As the title suggests Saundra Yancy McGuire’s Teach Students How to Learn: Strategies You Can Incorporate Into Any Course to Improve Student Metacognition, Study Skills, and Motivation (Sterling: Stylus, 2015) is filled with tools for helping students become aware of the “learning process” (2). To increase competency, confidence, and a desire to learn, McGuire offers a menu of techniques that are exceptionally simple, practical, and direct, which she invites us to make explicit in the classroom. For example, she suggests:
● Teaching students to become conscious of their “level of learning” on Bloom’s taxonomy (37).
● Teaching students to recognize the “difference between studying and learning” (31) and to grow in knowledge by not only completing homework and taking notes but also by attempting to teach course material to peers (or, if that produces anxiety, to a stuffed animal) (33, 55).
● Teaching students explicitly how to develop a “study cycle” of previewing a text (i.e., orienting oneself in the text by briefly looking over subheadings, bolded words, first sentences, etc. (46)) before reading, going to class, reviewing notes immediately, completing short review sessions each day, then reflecting on the effectiveness of these learning techniques and identifying needs (39).

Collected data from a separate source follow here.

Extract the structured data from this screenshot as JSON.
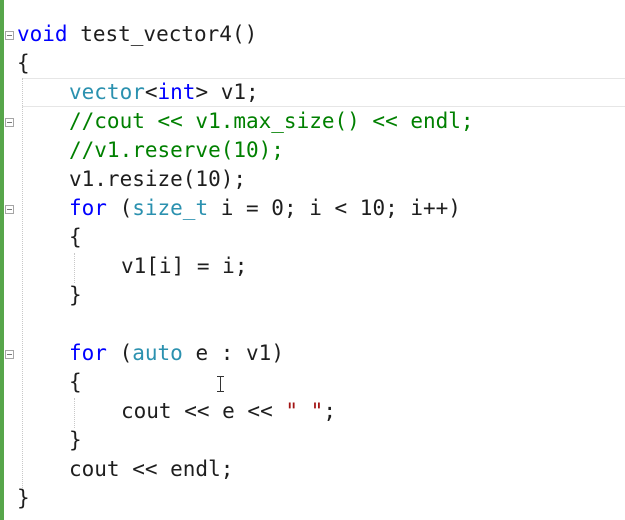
{
  "code": {
    "l1_kw": "void",
    "l1_fn": " test_vector4()",
    "l2": "{",
    "l3_ty": "vector",
    "l3_op1": "<",
    "l3_kw": "int",
    "l3_rest": "> v1;",
    "l4_cm": "//cout << v1.max_size() << endl;",
    "l5_cm": "//v1.reserve(10);",
    "l6": "v1.resize(10);",
    "l7_kw": "for",
    "l7_a": " (",
    "l7_ty": "size_t",
    "l7_rest": " i = 0; i < 10; i++)",
    "l8": "{",
    "l9": "v1[i] = i;",
    "l10": "}",
    "l12_kw": "for",
    "l12_a": " (",
    "l12_kw2": "auto",
    "l12_rest": " e : v1)",
    "l13": "{",
    "l14_a": "cout << e << ",
    "l14_st": "\" \"",
    "l14_b": ";",
    "l15": "}",
    "l16": "cout << endl;",
    "l17": "}"
  },
  "colors": {
    "keyword": "#0000ff",
    "type": "#2b91af",
    "comment": "#008000",
    "string": "#a31515",
    "change_bar": "#57a64a"
  }
}
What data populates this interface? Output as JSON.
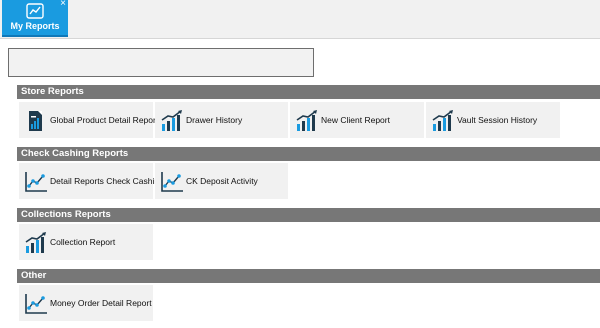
{
  "tab": {
    "label": "My Reports",
    "close": "×",
    "color": "#1a9be0"
  },
  "search": {
    "value": "",
    "placeholder": ""
  },
  "sections": [
    {
      "title": "Store Reports",
      "reports": [
        {
          "label": "Global Product Detail Report",
          "icon": "document-chart-icon"
        },
        {
          "label": "Drawer History",
          "icon": "bar-chart-trend-icon"
        },
        {
          "label": "New Client Report",
          "icon": "bar-chart-trend-icon"
        },
        {
          "label": "Vault Session History",
          "icon": "bar-chart-trend-icon"
        }
      ]
    },
    {
      "title": "Check Cashing Reports",
      "reports": [
        {
          "label": "Detail Reports Check Cashing",
          "icon": "line-chart-icon"
        },
        {
          "label": "CK Deposit Activity",
          "icon": "line-chart-icon"
        }
      ]
    },
    {
      "title": "Collections Reports",
      "reports": [
        {
          "label": "Collection Report",
          "icon": "bar-chart-trend-icon"
        }
      ]
    },
    {
      "title": "Other",
      "reports": [
        {
          "label": "Money Order Detail Report",
          "icon": "line-chart-icon"
        }
      ]
    }
  ],
  "colors": {
    "header": "#777777",
    "tile": "#f1f1f1",
    "icon_dark": "#1f3a4d",
    "icon_accent": "#1a9be0"
  }
}
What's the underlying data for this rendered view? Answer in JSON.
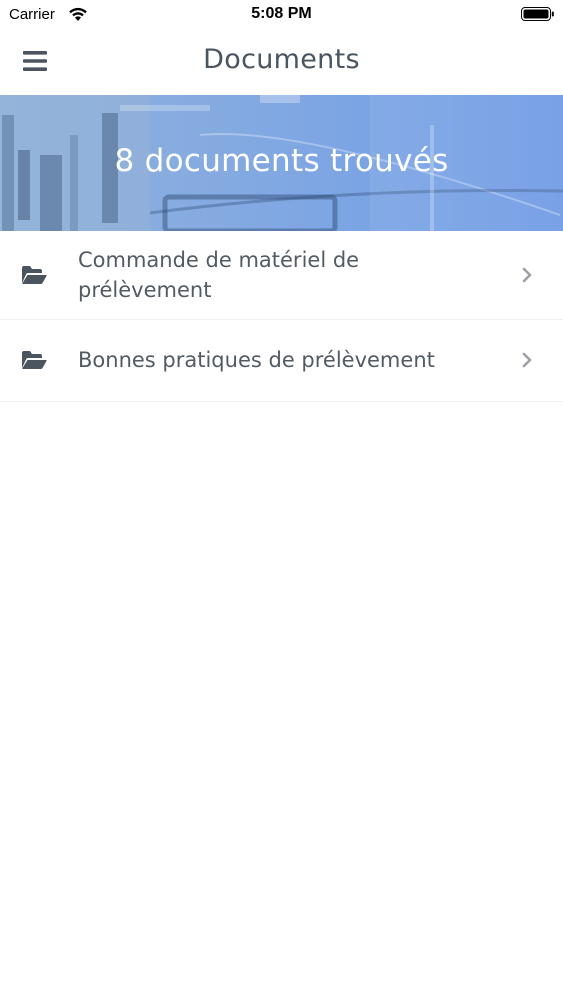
{
  "status_bar": {
    "carrier": "Carrier",
    "time": "5:08 PM"
  },
  "nav": {
    "title": "Documents",
    "menu_icon": "hamburger-menu-icon"
  },
  "banner": {
    "headline": "8 documents trouvés"
  },
  "documents": [
    {
      "label": "Commande de matériel de prélèvement",
      "icon": "folder-open-icon"
    },
    {
      "label": "Bonnes pratiques de prélèvement",
      "icon": "folder-open-icon"
    }
  ],
  "colors": {
    "text": "#4a5560",
    "banner": "#7ba4e4",
    "icon": "#4a5560",
    "chevron": "#9aa0a6"
  }
}
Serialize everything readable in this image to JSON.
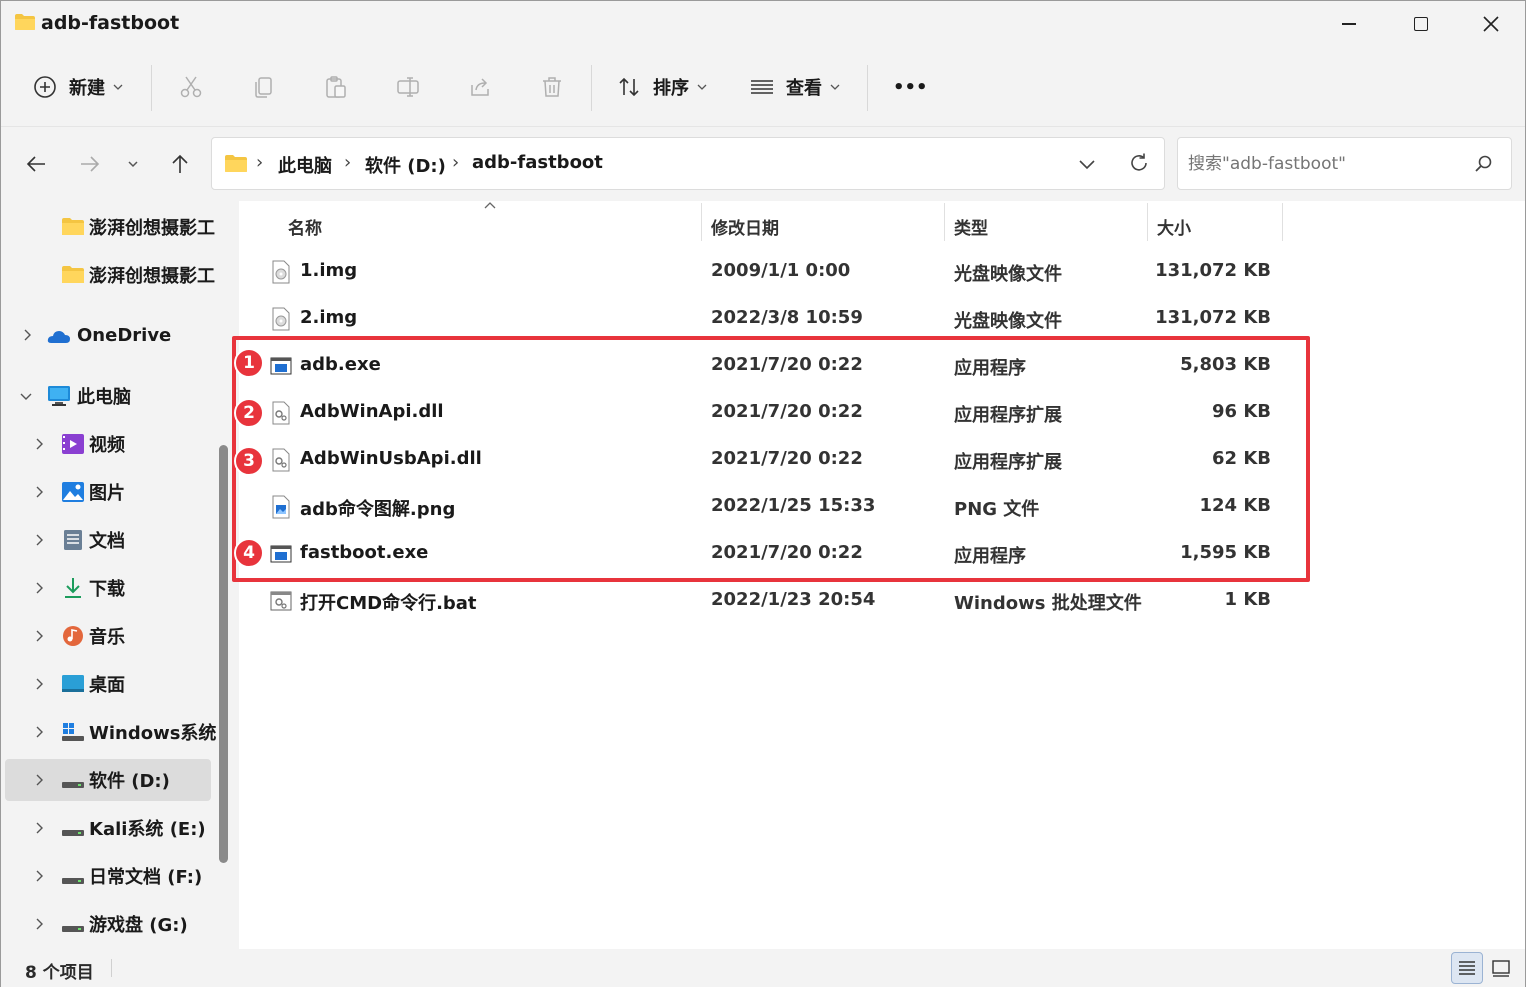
{
  "window": {
    "title": "adb-fastboot"
  },
  "toolbar": {
    "new_label": "新建",
    "sort_label": "排序",
    "view_label": "查看",
    "more_label": "•••"
  },
  "address": {
    "crumbs": [
      "此电脑",
      "软件 (D:)",
      "adb-fastboot"
    ],
    "search_placeholder": "搜索\"adb-fastboot\""
  },
  "sidebar": {
    "items": [
      {
        "label": "澎湃创想摄影工",
        "icon": "folder-icon"
      },
      {
        "label": "澎湃创想摄影工",
        "icon": "folder-icon"
      },
      {
        "label": "OneDrive",
        "icon": "onedrive-icon"
      },
      {
        "label": "此电脑",
        "icon": "computer-icon"
      },
      {
        "label": "视频",
        "icon": "video-icon"
      },
      {
        "label": "图片",
        "icon": "pictures-icon"
      },
      {
        "label": "文档",
        "icon": "documents-icon"
      },
      {
        "label": "下载",
        "icon": "download-icon"
      },
      {
        "label": "音乐",
        "icon": "music-icon"
      },
      {
        "label": "桌面",
        "icon": "desktop-icon"
      },
      {
        "label": "Windows系统",
        "icon": "windows-drive-icon"
      },
      {
        "label": "软件 (D:)",
        "icon": "drive-icon"
      },
      {
        "label": "Kali系统 (E:)",
        "icon": "drive-icon"
      },
      {
        "label": "日常文档 (F:)",
        "icon": "drive-icon"
      },
      {
        "label": "游戏盘 (G:)",
        "icon": "drive-icon"
      }
    ]
  },
  "columns": {
    "name": "名称",
    "date": "修改日期",
    "type": "类型",
    "size": "大小"
  },
  "files": [
    {
      "name": "1.img",
      "date": "2009/1/1 0:00",
      "type": "光盘映像文件",
      "size": "131,072 KB",
      "icon": "disc-image-icon"
    },
    {
      "name": "2.img",
      "date": "2022/3/8 10:59",
      "type": "光盘映像文件",
      "size": "131,072 KB",
      "icon": "disc-image-icon"
    },
    {
      "name": "adb.exe",
      "date": "2021/7/20 0:22",
      "type": "应用程序",
      "size": "5,803 KB",
      "icon": "exe-icon"
    },
    {
      "name": "AdbWinApi.dll",
      "date": "2021/7/20 0:22",
      "type": "应用程序扩展",
      "size": "96 KB",
      "icon": "dll-icon"
    },
    {
      "name": "AdbWinUsbApi.dll",
      "date": "2021/7/20 0:22",
      "type": "应用程序扩展",
      "size": "62 KB",
      "icon": "dll-icon"
    },
    {
      "name": "adb命令图解.png",
      "date": "2022/1/25 15:33",
      "type": "PNG 文件",
      "size": "124 KB",
      "icon": "png-icon"
    },
    {
      "name": "fastboot.exe",
      "date": "2021/7/20 0:22",
      "type": "应用程序",
      "size": "1,595 KB",
      "icon": "exe-icon"
    },
    {
      "name": "打开CMD命令行.bat",
      "date": "2022/1/23 20:54",
      "type": "Windows 批处理文件",
      "size": "1 KB",
      "icon": "bat-icon"
    }
  ],
  "annotations": {
    "badges": [
      "1",
      "2",
      "3",
      "4"
    ],
    "color": "#e8343c"
  },
  "status": {
    "item_count": "8 个项目"
  }
}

● Teaching students how to adopt a “growth mindset” rather than assuming that “intelligence is static” (62).
Although the book can be repetitive and self-congratulatory in tone and the examples come primarily from the sciences, many of the principles can be adapted to a range of circumstances without requiring an entire shift in pedagogical philosophy. I have not adopted McGuire’s method as a whole, but I have tried a number of her approaches including asking students in Music History II last spring to articulate the distinction between studying and learning (31) and to commit to trying out two approaches during the term (see p. 132); I collated and distributed the anonymous answers for reinforcement. Aspects of the study cycle have been highlighted in my classes from time to time as well.
I came to McGuire’s volume through the Pedagogy Book Club at my institution (Eastern Connecticut State University). This group, founded two years ago, brings together new and continuing faculty who all read a book prior to the beginning of a semester and then gather for discussion.
Although I have found reading books like this about pedagogy to be useful, the book club itself has been the most valuable part of the experience. My discussion table for McGuire’s book featured a wide range of responses, from those who saw it as salvation for helping students succeed in traditionally difficult courses (mostly in the sciences) to those who questioned the book’s cure-all presentation and frequent recourse to test scores in success stories as markers of deep learning. It occurs to me that a pedagogy book club is not really about the book so much as the chance to wrestle with ideas and the tensions they create within our pedagogies in a community of diverse perspectives on teaching and learning. We need these kinds of interdisciplinary forums to help us become aware of, evaluate, and expand the tools in our music-pedagogical toolboxes.